Hey @Kaboom_Official. Its hard to diagnose this without having the data available to reproduce things.

A couple of things I would look into (really just guesses at this point):

  • Depending on the chunking in your source files the ds[v] = ds[v].chunk({"time": 1, "Y": 512, "X": 512}) might rechunk your data which could consume too much memory and fail
  • You could try to load the original data into dask arrays (xr.open_dataset(…, chunks={}) to see if you can parallelize the write, but again this really depends on the size and makeup of your data

Overall I would currently always recommend to try to virtualize the data (see Usage - VirtualiZarr for more info). In my experience this has never been slower than rewriting, and you do not duplicate the data. Might be worth a try. Let us know if any of this works, and if not it would be helpful to get an idea of your data (size, dimensions etc).

Hey I explored Virtualizarr and I am now using it to virtualize my data.But my question was just from curiosity perspective as I remeber It used to take me like very less time compared to now to convert my whole data to zarr.

This is structure of my data.This is single file,data is half hourly and I got data for 4years.

Here is liitle info about original compression

I’ve switched to virtualizarr, but I’m still curious about what causes the increase in time when adding data to a single Zarr store. As the store grows, the time required to append data increases significantly. It started at around 10 seconds per file, but after about 12,000 appends, it has increased to 75 seconds per file, and it continues to grow gradually with each new append.Another detail that might be relevant is the storage setup: initially the input data was stored on an HDD while the Zarr store was on an SSD, but now both the data and the Zarr store are on the same HDD. I suspect this change could also be contributing to the slowdown.

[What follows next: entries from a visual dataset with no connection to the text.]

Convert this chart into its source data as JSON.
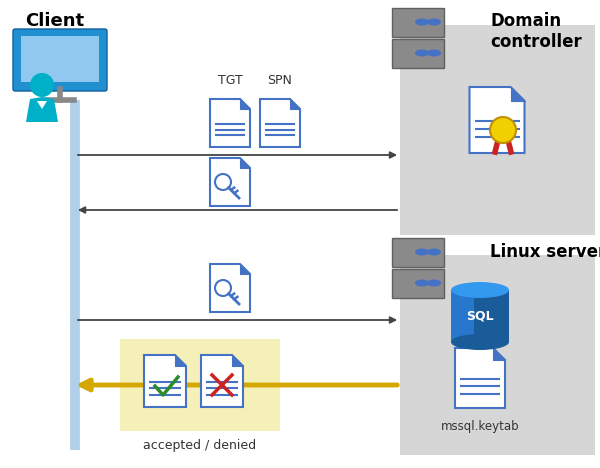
{
  "bg_color": "#ffffff",
  "client_label": "Client",
  "domain_label": "Domain\ncontroller",
  "linux_label": "Linux server",
  "accepted_denied_label": "accepted / denied",
  "mssql_label": "mssql.keytab",
  "tgt_label": "TGT",
  "spn_label": "SPN",
  "gray_box_color": "#d6d6d6",
  "blue_line_color": "#b0cfe8",
  "arrow_color_gray": "#444444",
  "arrow_color_yellow": "#d4a800",
  "yellow_box_color": "#f5f0b8",
  "doc_blue": "#4472c4",
  "sql_dark": "#1a5b9a",
  "sql_mid": "#2778cc",
  "sql_light": "#3399ee",
  "check_green": "#2a8c2a",
  "cross_red": "#cc2222",
  "server_body": "#8a8a8a",
  "server_dark": "#606060",
  "server_btn": "#4472c4",
  "person_teal": "#00b0c8",
  "monitor_blue": "#2090d0",
  "monitor_light": "#90c8f0"
}
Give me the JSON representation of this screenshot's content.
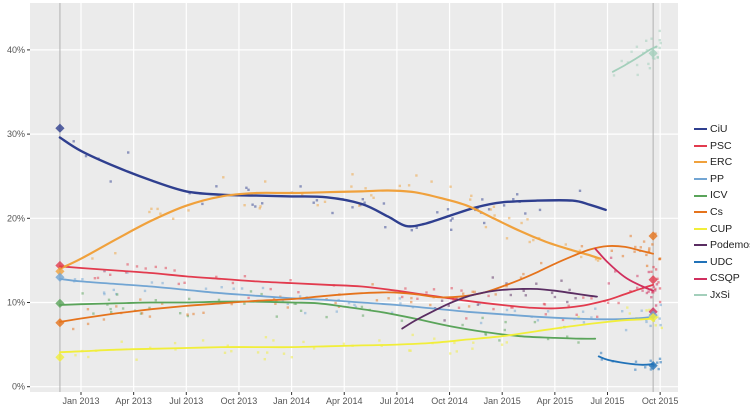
{
  "chart_data": {
    "type": "line",
    "subtype": "scatter-with-loess-trend",
    "title": "",
    "xlabel": "",
    "ylabel": "",
    "x_axis": {
      "tick_labels": [
        "Jan 2013",
        "Apr 2013",
        "Jul 2013",
        "Oct 2013",
        "Jan 2014",
        "Apr 2014",
        "Jul 2014",
        "Oct 2014",
        "Jan 2015",
        "Apr 2015",
        "Jul 2015",
        "Oct 2015"
      ],
      "tick_months": [
        0,
        3,
        6,
        9,
        12,
        15,
        18,
        21,
        24,
        27,
        30,
        33
      ]
    },
    "y_axis": {
      "tick_labels": [
        "0%",
        "10%",
        "20%",
        "30%",
        "40%"
      ],
      "tick_values": [
        0,
        10,
        20,
        30,
        40
      ],
      "unit": "%",
      "shown_range": [
        0,
        45.5
      ]
    },
    "grid": true,
    "legend_position": "right",
    "legend_entries": [
      "CiU",
      "PSC",
      "ERC",
      "PP",
      "ICV",
      "Cs",
      "CUP",
      "Podemos",
      "UDC",
      "CSQP",
      "JxSi"
    ],
    "elections": [
      {
        "label": "election-nov-2012",
        "m": -1.2,
        "results": [
          [
            "CiU",
            30.7
          ],
          [
            "PSC",
            14.4
          ],
          [
            "ERC",
            13.7
          ],
          [
            "PP",
            13.0
          ],
          [
            "ICV",
            9.9
          ],
          [
            "Cs",
            7.6
          ],
          [
            "CUP",
            3.5
          ]
        ]
      },
      {
        "label": "election-sep-2015",
        "m": 32.6,
        "results": [
          [
            "JxSi",
            39.6
          ],
          [
            "Cs",
            17.9
          ],
          [
            "PSC",
            12.7
          ],
          [
            "CSQP",
            8.9
          ],
          [
            "PP",
            8.5
          ],
          [
            "CUP",
            8.2
          ],
          [
            "UDC",
            2.5
          ]
        ]
      }
    ],
    "series": [
      {
        "name": "CiU",
        "color": "#2f3f8f",
        "width": 2.4,
        "trend": [
          [
            -1.2,
            29.6
          ],
          [
            0,
            28.0
          ],
          [
            2,
            26.1
          ],
          [
            4,
            24.5
          ],
          [
            6,
            23.2
          ],
          [
            8,
            22.8
          ],
          [
            10,
            22.7
          ],
          [
            12,
            22.6
          ],
          [
            14,
            22.5
          ],
          [
            16,
            21.7
          ],
          [
            17.5,
            20.2
          ],
          [
            18.5,
            19.1
          ],
          [
            19.5,
            19.3
          ],
          [
            21,
            20.3
          ],
          [
            22.5,
            21.3
          ],
          [
            24,
            21.9
          ],
          [
            26,
            22.1
          ],
          [
            28,
            22.1
          ],
          [
            29,
            21.6
          ],
          [
            29.9,
            21.0
          ]
        ],
        "scatter": {
          "from": -0.5,
          "to": 30,
          "n": 46,
          "sd": 1.3,
          "cluster": 0
        }
      },
      {
        "name": "PSC",
        "color": "#e23b4e",
        "width": 1.8,
        "trend": [
          [
            -1.2,
            14.3
          ],
          [
            0,
            14.1
          ],
          [
            2,
            13.8
          ],
          [
            4,
            13.5
          ],
          [
            6,
            13.1
          ],
          [
            8,
            12.8
          ],
          [
            10,
            12.5
          ],
          [
            12,
            12.3
          ],
          [
            14,
            12.1
          ],
          [
            16,
            11.9
          ],
          [
            18,
            11.4
          ],
          [
            20,
            10.8
          ],
          [
            22,
            10.2
          ],
          [
            24,
            9.7
          ],
          [
            25.5,
            9.4
          ],
          [
            27,
            9.3
          ],
          [
            28.5,
            9.6
          ],
          [
            30,
            10.3
          ],
          [
            31,
            11.0
          ],
          [
            32,
            11.7
          ],
          [
            32.6,
            12.1
          ]
        ],
        "scatter": {
          "from": -0.5,
          "to": 32.2,
          "n": 48,
          "sd": 1.1,
          "cluster": 10,
          "csd": 1.3
        }
      },
      {
        "name": "ERC",
        "color": "#f0a13c",
        "width": 2.2,
        "trend": [
          [
            -1.2,
            14.0
          ],
          [
            0,
            15.2
          ],
          [
            2,
            17.5
          ],
          [
            4,
            19.7
          ],
          [
            6,
            21.5
          ],
          [
            8,
            22.6
          ],
          [
            10,
            23.0
          ],
          [
            12,
            23.0
          ],
          [
            14,
            23.1
          ],
          [
            16,
            23.2
          ],
          [
            17.5,
            23.3
          ],
          [
            19,
            23.1
          ],
          [
            20.5,
            22.4
          ],
          [
            22,
            21.5
          ],
          [
            23.5,
            20.0
          ],
          [
            25,
            18.5
          ],
          [
            26.5,
            17.2
          ],
          [
            28,
            16.2
          ],
          [
            29,
            15.6
          ],
          [
            29.6,
            15.2
          ]
        ],
        "scatter": {
          "from": -0.5,
          "to": 29.6,
          "n": 46,
          "sd": 1.3,
          "cluster": 0
        }
      },
      {
        "name": "PP",
        "color": "#72a5d3",
        "width": 1.8,
        "trend": [
          [
            -1.2,
            12.8
          ],
          [
            0,
            12.5
          ],
          [
            2,
            12.2
          ],
          [
            4,
            11.9
          ],
          [
            6,
            11.5
          ],
          [
            8,
            11.1
          ],
          [
            10,
            10.8
          ],
          [
            12,
            10.5
          ],
          [
            14,
            10.3
          ],
          [
            16,
            10.0
          ],
          [
            18,
            9.7
          ],
          [
            20,
            9.3
          ],
          [
            22,
            8.9
          ],
          [
            24,
            8.6
          ],
          [
            26,
            8.3
          ],
          [
            28,
            8.1
          ],
          [
            30,
            8.0
          ],
          [
            31.5,
            8.1
          ],
          [
            32.6,
            8.3
          ]
        ],
        "scatter": {
          "from": -0.5,
          "to": 32.2,
          "n": 46,
          "sd": 1.0,
          "cluster": 8,
          "csd": 1.2
        }
      },
      {
        "name": "ICV",
        "color": "#5aa45a",
        "width": 1.8,
        "trend": [
          [
            -1.2,
            9.7
          ],
          [
            0,
            9.8
          ],
          [
            2,
            9.9
          ],
          [
            4,
            10.0
          ],
          [
            6,
            10.0
          ],
          [
            8,
            10.1
          ],
          [
            10,
            10.1
          ],
          [
            12,
            10.0
          ],
          [
            13.5,
            9.9
          ],
          [
            15,
            9.5
          ],
          [
            17,
            8.9
          ],
          [
            19,
            8.1
          ],
          [
            21,
            7.2
          ],
          [
            23,
            6.5
          ],
          [
            25,
            6.0
          ],
          [
            27,
            5.8
          ],
          [
            28.5,
            5.7
          ],
          [
            29.3,
            5.7
          ]
        ],
        "scatter": {
          "from": -0.5,
          "to": 29.3,
          "n": 40,
          "sd": 1.0,
          "cluster": 0
        }
      },
      {
        "name": "Cs",
        "color": "#e5731c",
        "width": 1.8,
        "trend": [
          [
            -1.2,
            7.7
          ],
          [
            0,
            8.1
          ],
          [
            2,
            8.7
          ],
          [
            4,
            9.2
          ],
          [
            6,
            9.6
          ],
          [
            8,
            9.9
          ],
          [
            10,
            10.2
          ],
          [
            12,
            10.4
          ],
          [
            14,
            10.8
          ],
          [
            16,
            11.1
          ],
          [
            17.5,
            11.2
          ],
          [
            19,
            11.0
          ],
          [
            20.5,
            10.6
          ],
          [
            22,
            10.8
          ],
          [
            23,
            11.2
          ],
          [
            24,
            11.9
          ],
          [
            25,
            12.7
          ],
          [
            26,
            13.6
          ],
          [
            27,
            14.6
          ],
          [
            28,
            15.5
          ],
          [
            29,
            16.3
          ],
          [
            30,
            16.7
          ],
          [
            31,
            16.6
          ],
          [
            32,
            16.1
          ],
          [
            32.6,
            15.8
          ]
        ],
        "scatter": {
          "from": -0.5,
          "to": 32.2,
          "n": 48,
          "sd": 1.1,
          "cluster": 10,
          "csd": 1.5
        }
      },
      {
        "name": "CUP",
        "color": "#f1ee3a",
        "width": 1.8,
        "trend": [
          [
            -1.2,
            4.1
          ],
          [
            0,
            4.2
          ],
          [
            2,
            4.4
          ],
          [
            4,
            4.5
          ],
          [
            6,
            4.6
          ],
          [
            8,
            4.7
          ],
          [
            10,
            4.7
          ],
          [
            12,
            4.7
          ],
          [
            14,
            4.8
          ],
          [
            16,
            4.9
          ],
          [
            18,
            5.0
          ],
          [
            20,
            5.2
          ],
          [
            22,
            5.6
          ],
          [
            24,
            6.0
          ],
          [
            26,
            6.6
          ],
          [
            28,
            7.2
          ],
          [
            30,
            7.7
          ],
          [
            31,
            7.9
          ],
          [
            32,
            8.0
          ],
          [
            32.6,
            8.1
          ]
        ],
        "scatter": {
          "from": -0.5,
          "to": 32.2,
          "n": 44,
          "sd": 0.8,
          "cluster": 8,
          "csd": 1.1
        }
      },
      {
        "name": "Podemos",
        "color": "#5a2d62",
        "width": 1.8,
        "trend": [
          [
            18.3,
            6.9
          ],
          [
            19,
            7.8
          ],
          [
            20,
            8.9
          ],
          [
            21,
            9.9
          ],
          [
            22,
            10.7
          ],
          [
            23,
            11.2
          ],
          [
            24,
            11.5
          ],
          [
            25,
            11.6
          ],
          [
            26,
            11.6
          ],
          [
            27,
            11.4
          ],
          [
            28,
            11.1
          ],
          [
            29,
            10.8
          ],
          [
            29.4,
            10.7
          ]
        ],
        "scatter": {
          "from": 18.3,
          "to": 29.4,
          "n": 18,
          "sd": 1.2,
          "cluster": 0
        }
      },
      {
        "name": "UDC",
        "color": "#2172b8",
        "width": 1.8,
        "trend": [
          [
            29.5,
            3.6
          ],
          [
            30,
            3.2
          ],
          [
            31,
            2.8
          ],
          [
            32,
            2.6
          ],
          [
            32.6,
            2.7
          ]
        ],
        "scatter": {
          "from": 29.5,
          "to": 32.2,
          "n": 6,
          "sd": 0.6,
          "cluster": 8,
          "csd": 0.8
        }
      },
      {
        "name": "CSQP",
        "color": "#d02f5e",
        "width": 1.8,
        "trend": [
          [
            29.3,
            16.4
          ],
          [
            30,
            14.8
          ],
          [
            31,
            13.0
          ],
          [
            32,
            11.9
          ],
          [
            32.6,
            11.4
          ]
        ],
        "scatter": {
          "from": 29.3,
          "to": 32.2,
          "n": 6,
          "sd": 1.5,
          "cluster": 10,
          "csd": 1.6
        }
      },
      {
        "name": "JxSi",
        "color": "#a3cfbb",
        "width": 1.8,
        "trend": [
          [
            30.3,
            37.4
          ],
          [
            31,
            38.2
          ],
          [
            31.8,
            39.2
          ],
          [
            32.4,
            40.0
          ],
          [
            32.8,
            40.4
          ]
        ],
        "scatter": {
          "from": 30.3,
          "to": 32.2,
          "n": 8,
          "sd": 1.8,
          "cluster": 14,
          "csd": 2.0
        }
      }
    ]
  },
  "layout_colors": {
    "plot_bg": "#ebebeb",
    "grid": "#ffffff",
    "axis_text": "#555555",
    "tick_mark": "#333333",
    "election_line": "#b0b0b0"
  }
}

For context, I ran a small test earlier, and at that time it took only 3–4 seconds per file to append. So I’m trying to understand what might be causing this slowdown.

1 Like

Guessing that this is the time to open that actually increases. To confirm you could time just opening the store and appending. But I might also have the wrong intuition here…
Also of you want the shortest append time, you might consider using zarr-python directly.

1 Like

I will check zarr-python.It does take a quite some time to open the store that can be a reason.I will try to find my codes of past because I definetly remember that it was taking me like 3-5 seconds per file.